Adding overlapping subnets in fabric breaks deployments
Affects | Status | Importance | Assigned to | Milestone | |
---|---|---|---|---|---|
MAAS |
Triaged
|
Medium
|
Unassigned | ||
MAAS documentation |
Fix Released
|
High
|
Bill Wear |
Bug Description
Here is how to reproduce the issue:
1) MAAS 3.1 Snap with an existing 10.1.8.0/22 subnet configured + DHCP Provided by MAAS. Currently installed version on all region and rack controllers is 3.1.0-10901-
2) Performed a test commissioning and deployment prior to the experiment. Everything worked.
3) Added a new subnet 10.1.10.0/24 via WebUI to fabric-0 which already includes an existing overlapping subnet 10.1.8.0/22. MAAS did not stop me from adding the overlapping network.
4) Tested deploying an already commissioned machine:
- Edited the network interface and put it under the 10.1.10.0/24 as well as 10.1.8.0/22 subnets.
- Tried DHCP and static IP addresses.
- Tried Focal (20.04) and Groovy (20.10)
- In all scenarios the machine performed PXE boot then went into a boot loop causing the deployments to fail.
5) Removed the overlapping subnet and re-tested deployments, they still failed.
6) Rebooted all region (2) and rack (2) controllers.
7) Tested deployments again and they started working again.
Suggested Solution: Do not allow user to add overlapping subnets. This should be possible by implementing some sort of validation upon creating subnets.

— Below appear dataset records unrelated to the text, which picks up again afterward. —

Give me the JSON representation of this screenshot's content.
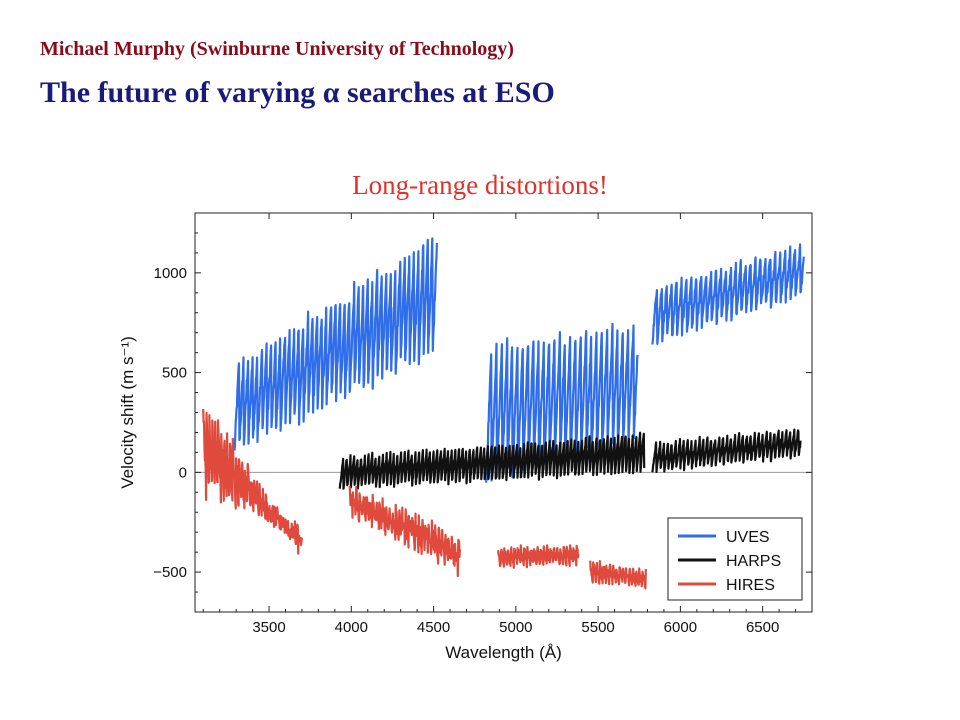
{
  "header": {
    "author": "Michael Murphy (Swinburne University of Technology)",
    "title": "The future of varying α searches at ESO"
  },
  "chart_data": {
    "type": "line",
    "title": "Long-range distortions!",
    "xlabel": "Wavelength (Å)",
    "ylabel": "Velocity shift (m s⁻¹)",
    "xlim": [
      3050,
      6800
    ],
    "ylim": [
      -700,
      1300
    ],
    "xticks": [
      3500,
      4000,
      4500,
      5000,
      5500,
      6000,
      6500
    ],
    "yticks": [
      -500,
      0,
      500,
      1000
    ],
    "zero_line": true,
    "grid": false,
    "legend_position": "bottom-right",
    "series": [
      {
        "name": "UVES",
        "color": "#2f6ee8",
        "segments": [
          {
            "x0": 3290,
            "x1": 4520,
            "start": [
              100,
              550
            ],
            "end": [
              600,
              1200
            ],
            "period": 28,
            "amp": 250,
            "noise": 60
          },
          {
            "x0": 4820,
            "x1": 5740,
            "start": [
              -50,
              650
            ],
            "end": [
              150,
              750
            ],
            "period": 32,
            "amp": 280,
            "noise": 50
          },
          {
            "x0": 5830,
            "x1": 6750,
            "start": [
              650,
              950
            ],
            "end": [
              900,
              1150
            ],
            "period": 30,
            "amp": 120,
            "noise": 45
          }
        ]
      },
      {
        "name": "HARPS",
        "color": "#111111",
        "segments": [
          {
            "x0": 3930,
            "x1": 5780,
            "start": [
              -80,
              80
            ],
            "end": [
              0,
              200
            ],
            "period": 22,
            "amp": 110,
            "noise": 20
          },
          {
            "x0": 5830,
            "x1": 6730,
            "start": [
              0,
              150
            ],
            "end": [
              80,
              220
            ],
            "period": 24,
            "amp": 110,
            "noise": 20
          }
        ]
      },
      {
        "name": "HIRES",
        "color": "#e04a3c",
        "segments": [
          {
            "x0": 3100,
            "x1": 3700,
            "start": [
              350,
              -100
            ],
            "end": [
              -400,
              -300
            ],
            "period": 18,
            "amp": 170,
            "noise": 90
          },
          {
            "x0": 3990,
            "x1": 4660,
            "start": [
              -100,
              -200
            ],
            "end": [
              -350,
              -500
            ],
            "period": 20,
            "amp": 140,
            "noise": 90
          },
          {
            "x0": 4890,
            "x1": 5380,
            "start": [
              -380,
              -480
            ],
            "end": [
              -380,
              -460
            ],
            "period": 20,
            "amp": 70,
            "noise": 35
          },
          {
            "x0": 5450,
            "x1": 5790,
            "start": [
              -450,
              -550
            ],
            "end": [
              -500,
              -580
            ],
            "period": 20,
            "amp": 70,
            "noise": 35
          }
        ]
      }
    ]
  }
}
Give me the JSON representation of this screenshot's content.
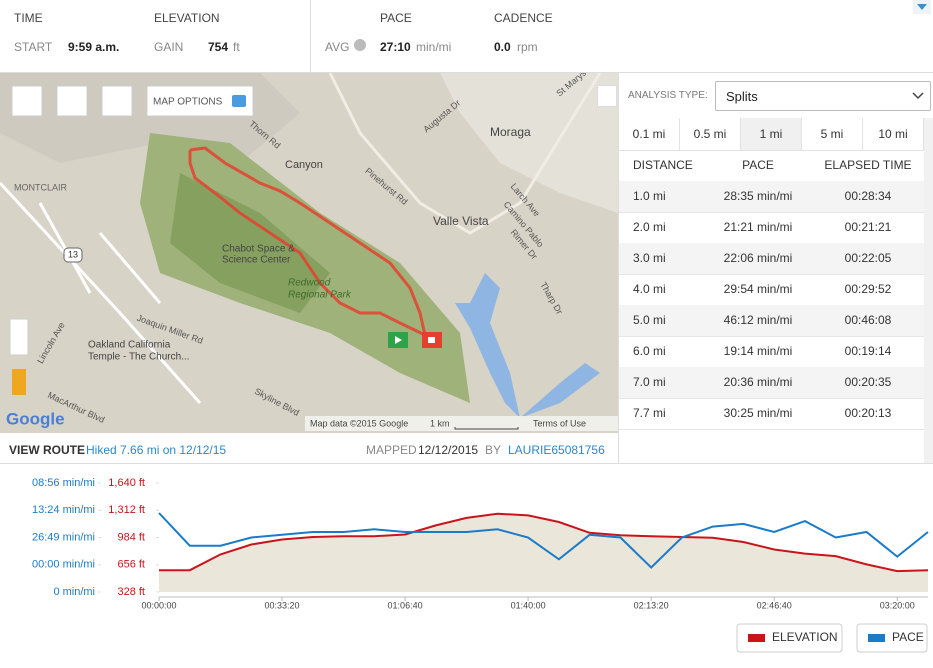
{
  "header": {
    "time": {
      "label": "TIME",
      "start_label": "START",
      "start": "9:59 a.m."
    },
    "elevation": {
      "label": "ELEVATION",
      "gain_label": "GAIN",
      "gain": "754",
      "unit": "ft"
    },
    "pace": {
      "label": "PACE",
      "avg_label": "AVG",
      "avg": "27:10",
      "unit": "min/mi"
    },
    "cadence": {
      "label": "CADENCE",
      "value": "0.0",
      "unit": "rpm"
    }
  },
  "map": {
    "options": "MAP OPTIONS",
    "labels": [
      "Moraga",
      "Canyon",
      "Valle Vista",
      "MONTCLAIR",
      "Chabot Space &",
      "Science Center",
      "Redwood",
      "Regional Park",
      "Oakland California",
      "Temple - The Church...",
      "Skyline Blvd",
      "Joaquin Miller Rd",
      "Pinehurst Rd",
      "Lincoln Ave",
      "MacArthur Blvd",
      "Larch Ave",
      "Camino Pablo",
      "Rimer Dr",
      "St Marys Rd",
      "Augusta Dr",
      "Thorn Rd",
      "Tharp Dr",
      "13"
    ],
    "footer": {
      "logo": "Google",
      "data": "Map data ©2015 Google",
      "scale": "1 km",
      "terms": "Terms of Use"
    }
  },
  "route": {
    "view": "VIEW ROUTE",
    "hiked": "Hiked 7.66 mi on 12/12/15",
    "mapped_label": "MAPPED",
    "mapped": "12/12/2015",
    "by": "BY",
    "user": "LAURIE65081756"
  },
  "analysis": {
    "label": "ANALYSIS TYPE:",
    "type": "Splits",
    "tabs": [
      "0.1 mi",
      "0.5 mi",
      "1 mi",
      "5 mi",
      "10 mi"
    ],
    "columns": [
      "DISTANCE",
      "PACE",
      "ELAPSED TIME"
    ],
    "rows": [
      [
        "1.0 mi",
        "28:35 min/mi",
        "00:28:34"
      ],
      [
        "2.0 mi",
        "21:21 min/mi",
        "00:21:21"
      ],
      [
        "3.0 mi",
        "22:06 min/mi",
        "00:22:05"
      ],
      [
        "4.0 mi",
        "29:54 min/mi",
        "00:29:52"
      ],
      [
        "5.0 mi",
        "46:12 min/mi",
        "00:46:08"
      ],
      [
        "6.0 mi",
        "19:14 min/mi",
        "00:19:14"
      ],
      [
        "7.0 mi",
        "20:36 min/mi",
        "00:20:35"
      ],
      [
        "7.7 mi",
        "30:25 min/mi",
        "00:20:13"
      ]
    ]
  },
  "chart_data": {
    "type": "line",
    "x": [
      0,
      500,
      1000,
      1500,
      2000,
      2500,
      3000,
      3500,
      4000,
      4500,
      5000,
      5500,
      6000,
      6500,
      7000,
      7500,
      8000,
      8500,
      9000,
      9500,
      10000,
      10500,
      11000,
      11500,
      12000,
      12500
    ],
    "xlim": [
      0,
      12500
    ],
    "xticks": [
      {
        "value": 0,
        "label": "00:00:00"
      },
      {
        "value": 2000,
        "label": "00:33:20"
      },
      {
        "value": 4000,
        "label": "01:06:40"
      },
      {
        "value": 6000,
        "label": "01:40:00"
      },
      {
        "value": 8000,
        "label": "02:13:20"
      },
      {
        "value": 10000,
        "label": "02:46:40"
      },
      {
        "value": 12000,
        "label": "03:20:00"
      }
    ],
    "ylim": [
      328,
      1640
    ],
    "yticks": [
      {
        "value": 328,
        "label": "328 ft"
      },
      {
        "value": 656,
        "label": "656 ft"
      },
      {
        "value": 984,
        "label": "984 ft"
      },
      {
        "value": 1312,
        "label": "1,312 ft"
      },
      {
        "value": 1640,
        "label": "1,640 ft"
      }
    ],
    "y2lim": [
      0,
      4
    ],
    "y2ticks": [
      {
        "value": 0,
        "label": "0 min/mi"
      },
      {
        "value": 1,
        "label": "00:00 min/mi"
      },
      {
        "value": 2,
        "label": "26:49 min/mi"
      },
      {
        "value": 3,
        "label": "13:24 min/mi"
      },
      {
        "value": 4,
        "label": "08:56 min/mi"
      }
    ],
    "series": [
      {
        "name": "ELEVATION",
        "color": "#c8151b",
        "values": [
          590,
          590,
          780,
          900,
          960,
          990,
          1000,
          1000,
          1020,
          1130,
          1220,
          1270,
          1250,
          1170,
          1040,
          1010,
          1000,
          990,
          980,
          930,
          840,
          790,
          760,
          660,
          580,
          590
        ]
      },
      {
        "name": "PACE",
        "color": "#1a7bc9",
        "axis": "y2",
        "values": [
          2.9,
          1.7,
          1.7,
          2.0,
          2.1,
          2.2,
          2.2,
          2.3,
          2.2,
          2.2,
          2.2,
          2.3,
          2.0,
          1.2,
          2.1,
          2.0,
          0.9,
          2.0,
          2.4,
          2.5,
          2.2,
          2.6,
          2.0,
          2.2,
          1.3,
          2.2
        ]
      }
    ],
    "area_color": "#ebe6da"
  }
}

Changed in maas-offline-docs: | |
status: | Triaged → Fix Committed |
status: | Fix Committed → Fix Released |
summary: |
- [3.1] Adding overlapping subnets in fabric breaks deployments + Adding overlapping subnets in fabric breaks deployments |
Triaging because I have already seen this weirdness. Subnets aren't intended to overlap. The IP range of one subnet should be unique compared to every other subnet on the same segment. This is mainly because routers can't reliably determine which subnet should get a packet destined for one of the overlapping addresses. That might be what's gumming up the rack controller in this instance, dunno.
That said, I'm not sure if MAAS should prevent you from doing it, that is, I'm not sure if it's a doc/troubleshooting bug or a code bug. Either way, we should talk about it.